Disclaimer: I'm writing stories that may not be entirely The Truth. Because, when you write about a teacher who is somewhat of a legend at your school, then it's not always clear what is myth and what isn't.

***

In high school, I had a teacher named Mr. Good. In the years before my time there, some students had gotten their hands on a picture of young Mr. Good. Naturally, they made it into a poster that filled an entire bulletin board. The caption read: He's Mr. Good and there is no Mr. Better.

I read that poster practically every day for a whole school year. I tended to agree with the sentiment. After all, when a coach came to Mr. Good to borrow a desk, Mr. Good demanded to barter. As a result, he acquired a baseball cap in exchange for the desk. Then he proceeded to wear the hat (embroidered with our high school logo) to class for the next few weeks.

Another time, Mr. Good was assigning seats and ran out of desks. (It was probably about then that Mr. Good became self conscious about the baseball cap). So what did he do? He assigned the spare kid to the couch in the back corner of the room. During the next few days, Mr. Good put on a pretense of being sorry about the dearth of seats, but since every other kid in class coveted the couch seat, and the kid himself finally said, "Really, I like it here. I don't need a desk," the couch became a permanent assignment.
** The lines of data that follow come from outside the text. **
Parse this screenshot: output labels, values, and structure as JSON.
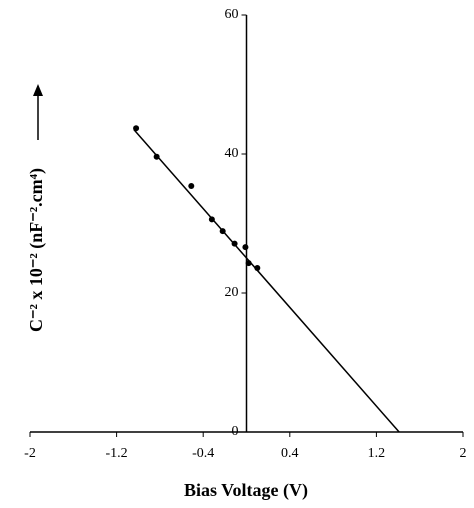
{
  "chart_data": {
    "type": "scatter",
    "xlabel": "Bias Voltage (V)",
    "ylabel": "C⁻² x 10⁻² (nF⁻².cm⁴)",
    "xlim": [
      -2,
      2
    ],
    "xticks": [
      -2,
      -1.2,
      -0.4,
      0.4,
      1.2,
      2
    ],
    "ylim": [
      0,
      60
    ],
    "yticks": [
      0,
      20,
      40,
      60
    ],
    "color": "#000000",
    "x": [
      -1.02,
      -0.83,
      -0.51,
      -0.32,
      -0.22,
      -0.11,
      -0.01,
      0.02,
      0.1
    ],
    "values": [
      43.7,
      39.6,
      35.4,
      30.6,
      28.9,
      27.1,
      26.6,
      24.3,
      23.6
    ],
    "fit": {
      "x": [
        -1.04,
        1.41
      ],
      "values": [
        43.5,
        0
      ]
    }
  }
}
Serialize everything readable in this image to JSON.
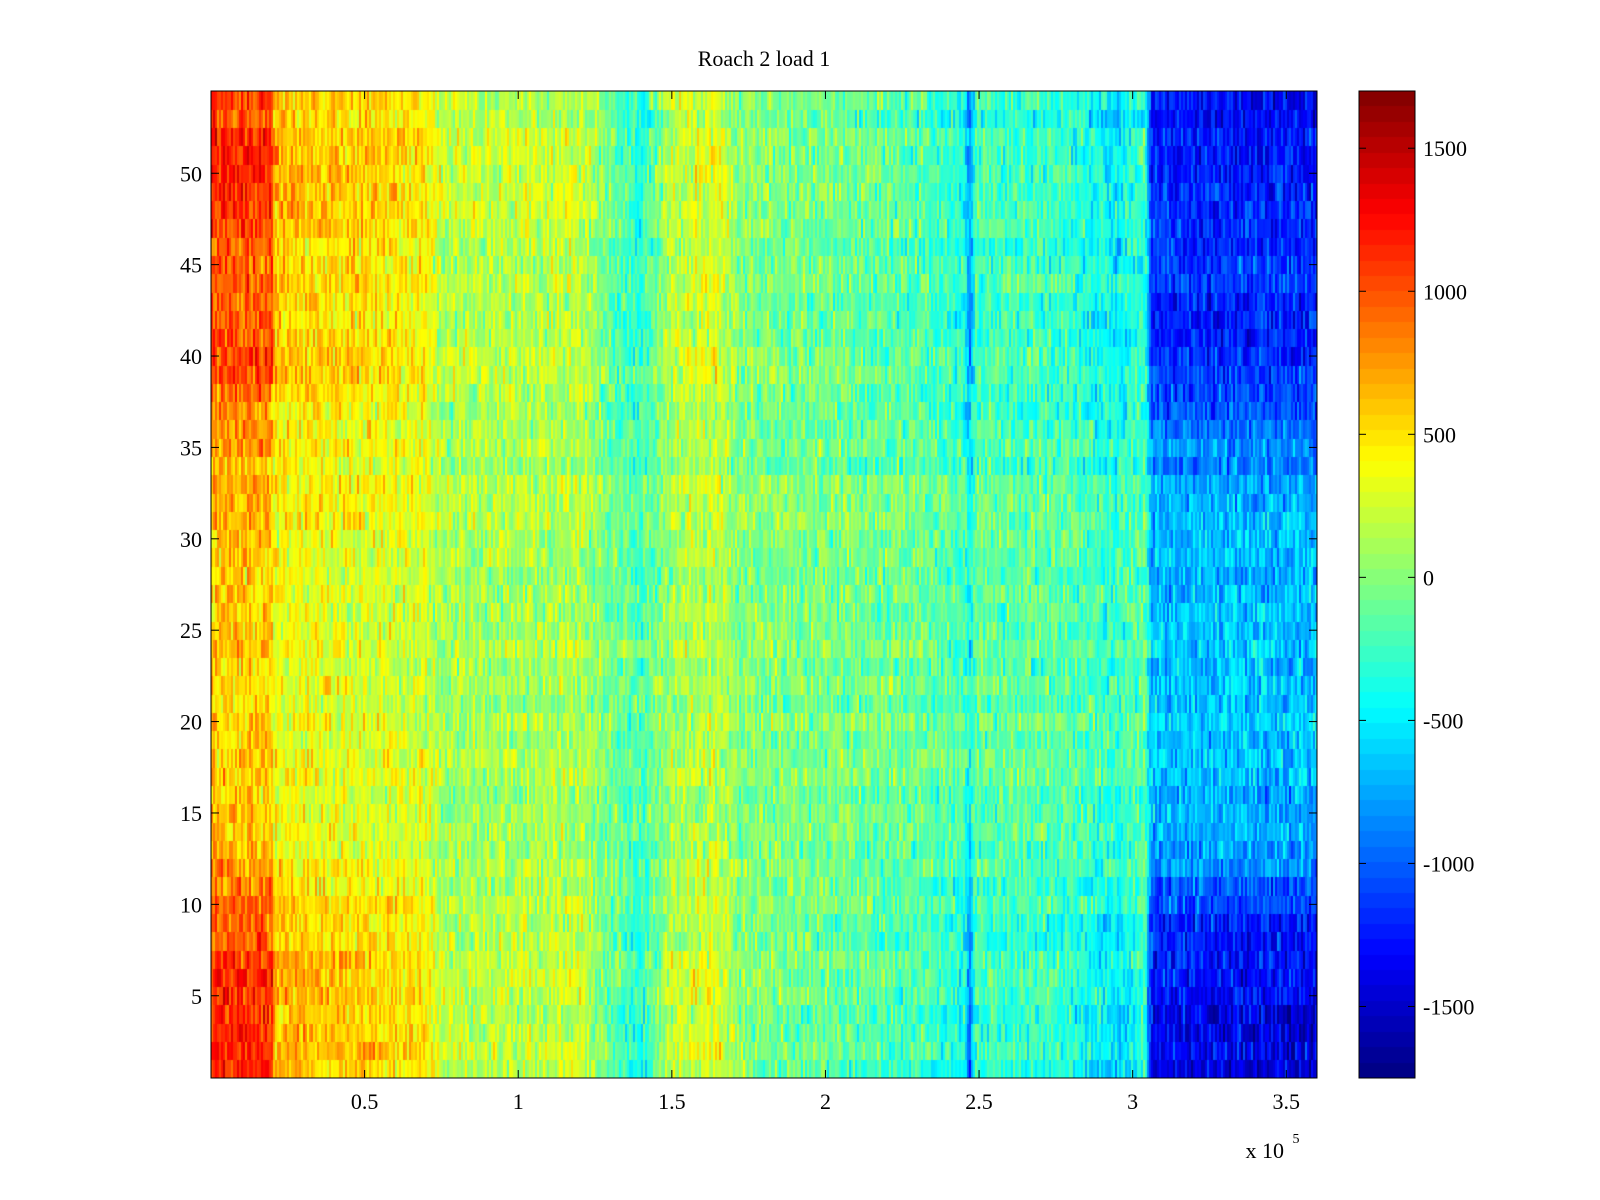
{
  "chart_data": {
    "type": "heatmap",
    "title": "Roach 2 load 1",
    "xlabel": "",
    "ylabel": "",
    "x_multiplier_label": "x 10",
    "x_multiplier_exponent": "5",
    "xlim": [
      0,
      360000
    ],
    "ylim": [
      0.5,
      54.5
    ],
    "x_ticks": [
      50000,
      100000,
      150000,
      200000,
      250000,
      300000,
      350000
    ],
    "x_tick_labels": [
      "0.5",
      "1",
      "1.5",
      "2",
      "2.5",
      "3",
      "3.5"
    ],
    "y_ticks": [
      5,
      10,
      15,
      20,
      25,
      30,
      35,
      40,
      45,
      50
    ],
    "y_tick_labels": [
      "5",
      "10",
      "15",
      "20",
      "25",
      "30",
      "35",
      "40",
      "45",
      "50"
    ],
    "colorbar": {
      "colormap": "jet",
      "clim": [
        -1750,
        1700
      ],
      "ticks": [
        1500,
        1000,
        500,
        0,
        -500,
        -1000,
        -1500
      ],
      "tick_labels": [
        "1500",
        "1000",
        "500",
        "0",
        "-500",
        "-1000",
        "-1500"
      ]
    },
    "rows": 54,
    "x_range": [
      0,
      360000
    ],
    "column_profile": [
      {
        "x": 0,
        "value": 900
      },
      {
        "x": 20000,
        "value": 900
      },
      {
        "x": 20500,
        "value": 550
      },
      {
        "x": 50000,
        "value": 450
      },
      {
        "x": 70000,
        "value": 380
      },
      {
        "x": 75000,
        "value": 150
      },
      {
        "x": 110000,
        "value": 150
      },
      {
        "x": 120000,
        "value": 200
      },
      {
        "x": 130000,
        "value": -100
      },
      {
        "x": 140000,
        "value": -300
      },
      {
        "x": 150000,
        "value": 150
      },
      {
        "x": 165000,
        "value": 250
      },
      {
        "x": 172000,
        "value": 0
      },
      {
        "x": 230000,
        "value": -150
      },
      {
        "x": 245000,
        "value": -300
      },
      {
        "x": 247000,
        "value": -750
      },
      {
        "x": 249000,
        "value": -200
      },
      {
        "x": 280000,
        "value": -250
      },
      {
        "x": 295000,
        "value": -450
      },
      {
        "x": 304000,
        "value": -200
      },
      {
        "x": 306000,
        "value": -1050
      },
      {
        "x": 360000,
        "value": -1100
      }
    ],
    "row_profile": [
      {
        "y": 1,
        "value": 1.3
      },
      {
        "y": 5,
        "value": 1.25
      },
      {
        "y": 10,
        "value": 1.05
      },
      {
        "y": 13,
        "value": 0.7
      },
      {
        "y": 20,
        "value": 0.6
      },
      {
        "y": 30,
        "value": 0.65
      },
      {
        "y": 36,
        "value": 0.85
      },
      {
        "y": 40,
        "value": 1.15
      },
      {
        "y": 45,
        "value": 1.05
      },
      {
        "y": 50,
        "value": 1.2
      },
      {
        "y": 54,
        "value": 1.2
      }
    ],
    "noise_amplitude": 320
  }
}
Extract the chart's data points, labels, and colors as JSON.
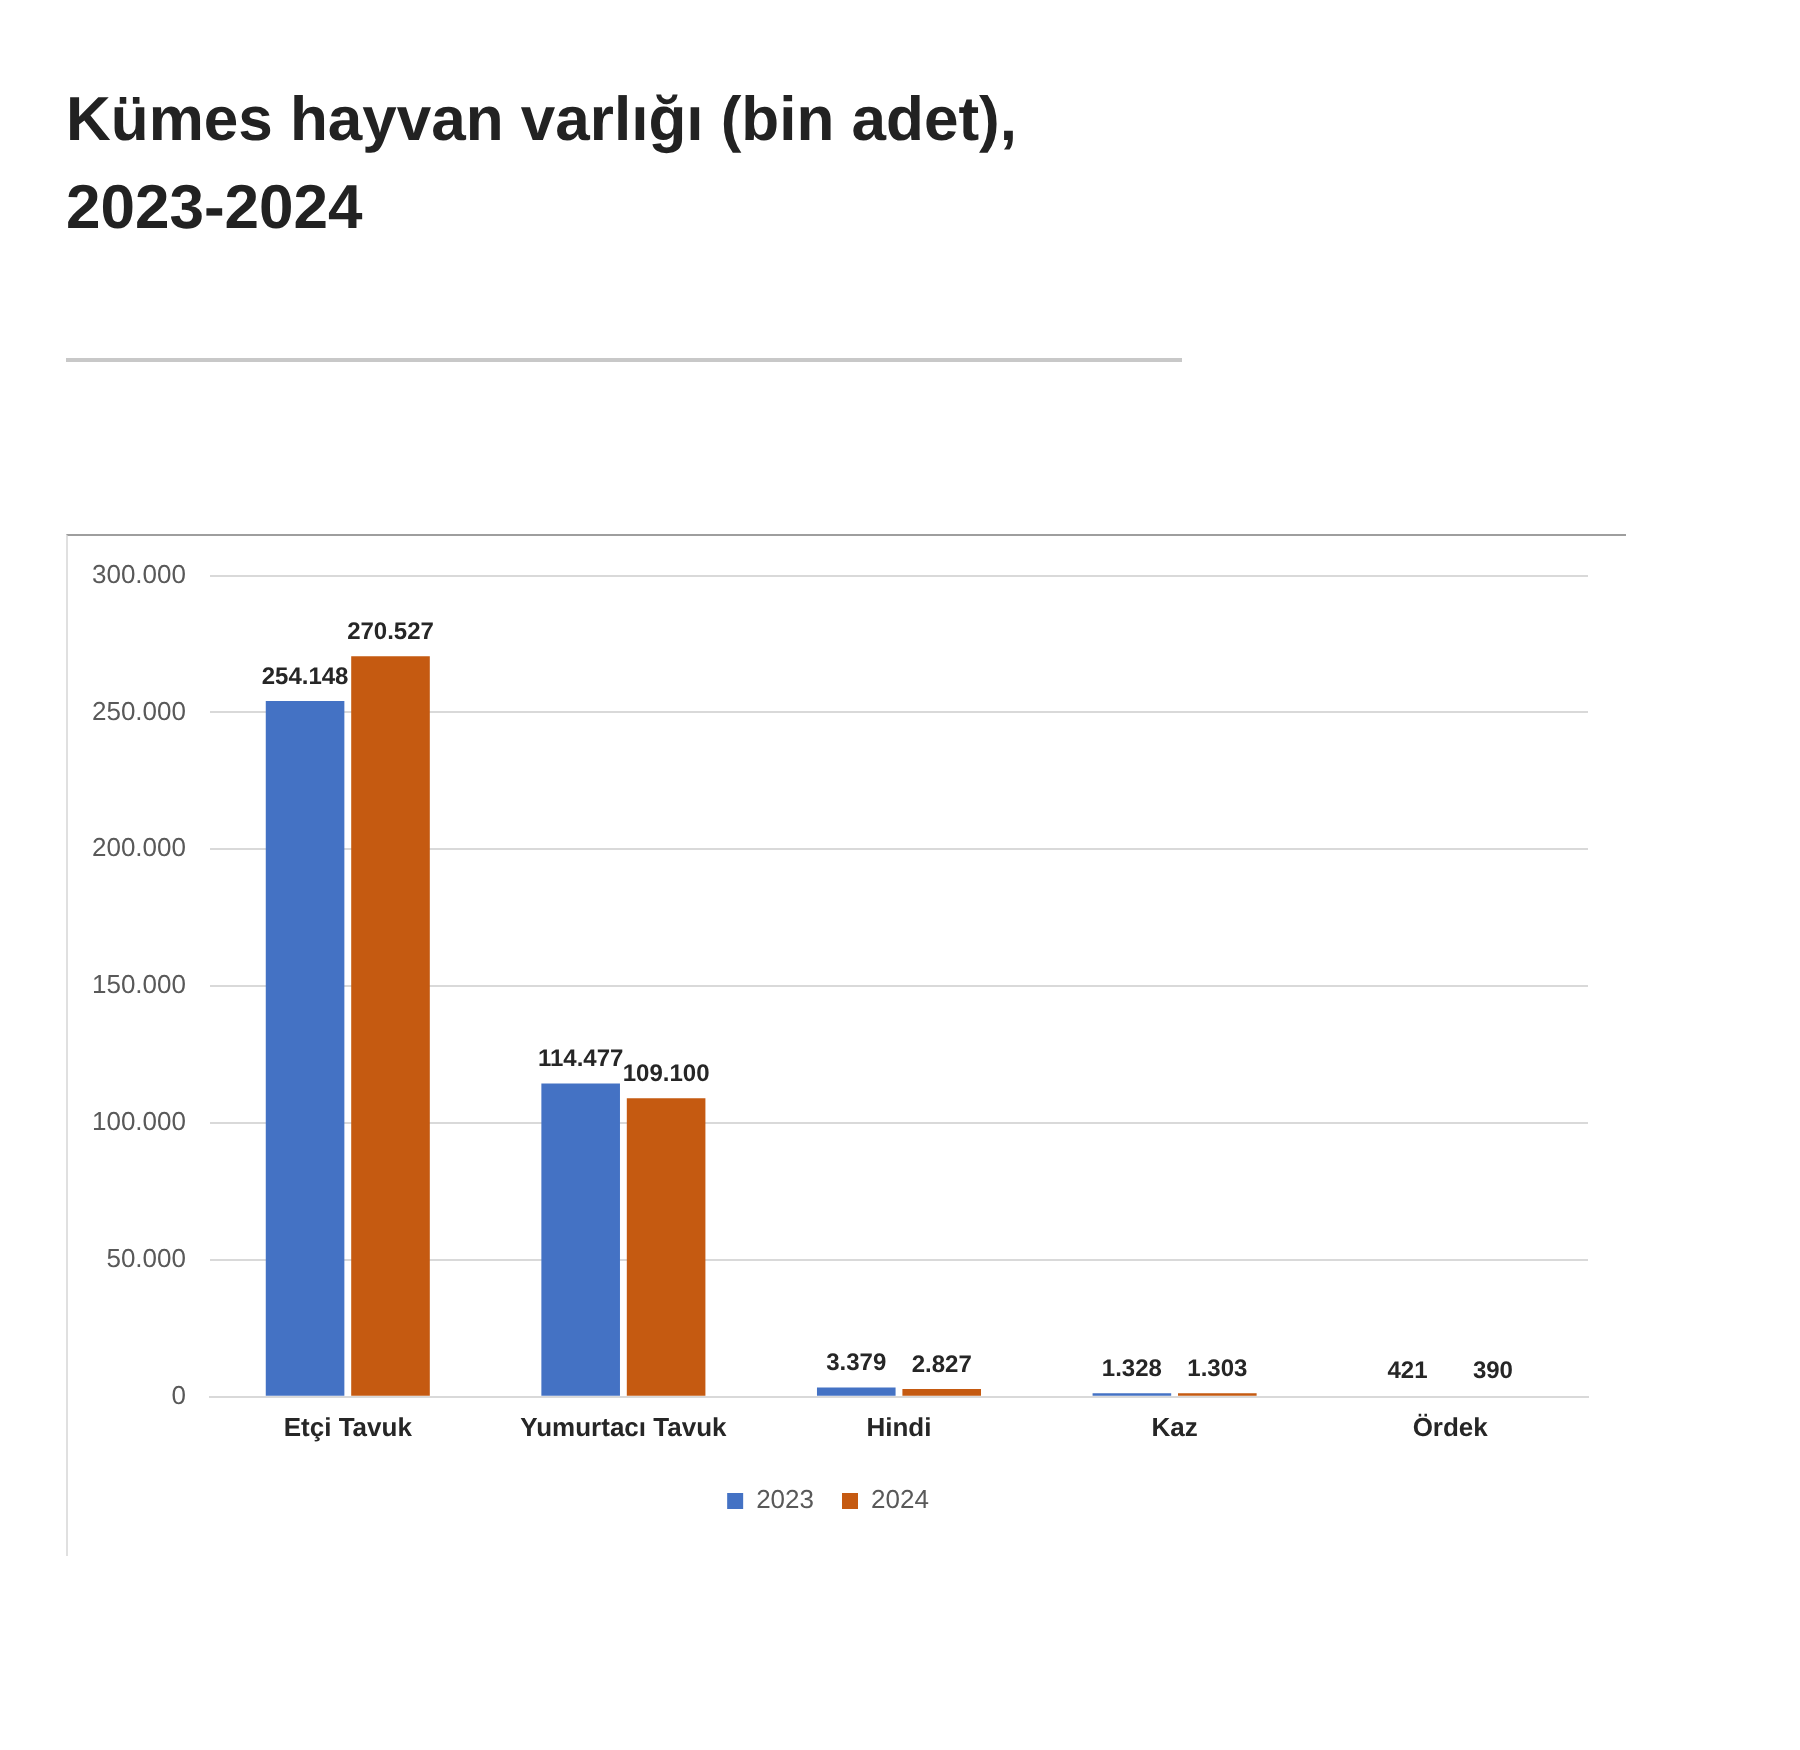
{
  "chart_data": {
    "type": "bar",
    "title": "Kümes hayvan varlığı (bin adet), 2023-2024",
    "categories": [
      "Etçi Tavuk",
      "Yumurtacı Tavuk",
      "Hindi",
      "Kaz",
      "Ördek"
    ],
    "series": [
      {
        "name": "2023",
        "color": "#4472c4",
        "values": [
          254148,
          114477,
          3379,
          1328,
          421
        ],
        "value_labels": [
          "254.148",
          "114.477",
          "3.379",
          "1.328",
          "421"
        ]
      },
      {
        "name": "2024",
        "color": "#c55a11",
        "values": [
          270527,
          109100,
          2827,
          1303,
          390
        ],
        "value_labels": [
          "270.527",
          "109.100",
          "2.827",
          "1.303",
          "390"
        ]
      }
    ],
    "ylim": [
      0,
      300000
    ],
    "yticks": [
      {
        "value": 0,
        "label": "0"
      },
      {
        "value": 50000,
        "label": "50.000"
      },
      {
        "value": 100000,
        "label": "100.000"
      },
      {
        "value": 150000,
        "label": "150.000"
      },
      {
        "value": 200000,
        "label": "200.000"
      },
      {
        "value": 250000,
        "label": "250.000"
      },
      {
        "value": 300000,
        "label": "300.000"
      }
    ],
    "grid": "y",
    "legend": "bottom"
  }
}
And there were other perks to being in Mr. Good's class: bad kids got sent to "the Veranda" (the walkway just outside the classroom door), at Christmastime, we sang songs and put on skits about government, and on bring-your-child-to-work day, his 7-yr-old daughter taught us about the planets (during an entire hour of "AP Government").

So, it really shouldn’t be a surprise that we all agreed: he WAS Mr. Good, and there WAS no Mr. Better.


Fast forward some years. I'm at work, and I hear about someone's client. The last name? Betters. --Lu

***Note: As I'm sure you noticed, there were some "high class" words in there like "dearth" that I wouldn't normally use--that's all thanks to my friend Marge's amazing editing skills. Thanks also to everyone who contributed (knowingly or unknowingly) to the stories about Mr. Good.

****P.S.: That book Moo "recommended"--Love in the Driest Season--is great. Post coming soon. BUT! don't read it if you don't like descriptions of the aftermath of war, BECAUSE, the author was a news correspondent and describes some of the horrific scenes he encountered while reporting. Nothing is described in great detail, but if you are squeemish, be warned.

1 comment:

the penrods said...

Mr. Good was awesome. I wonder if he'd let me take his class again. I'm pretty sure you should write him a letter and inform him of this unfortunate find.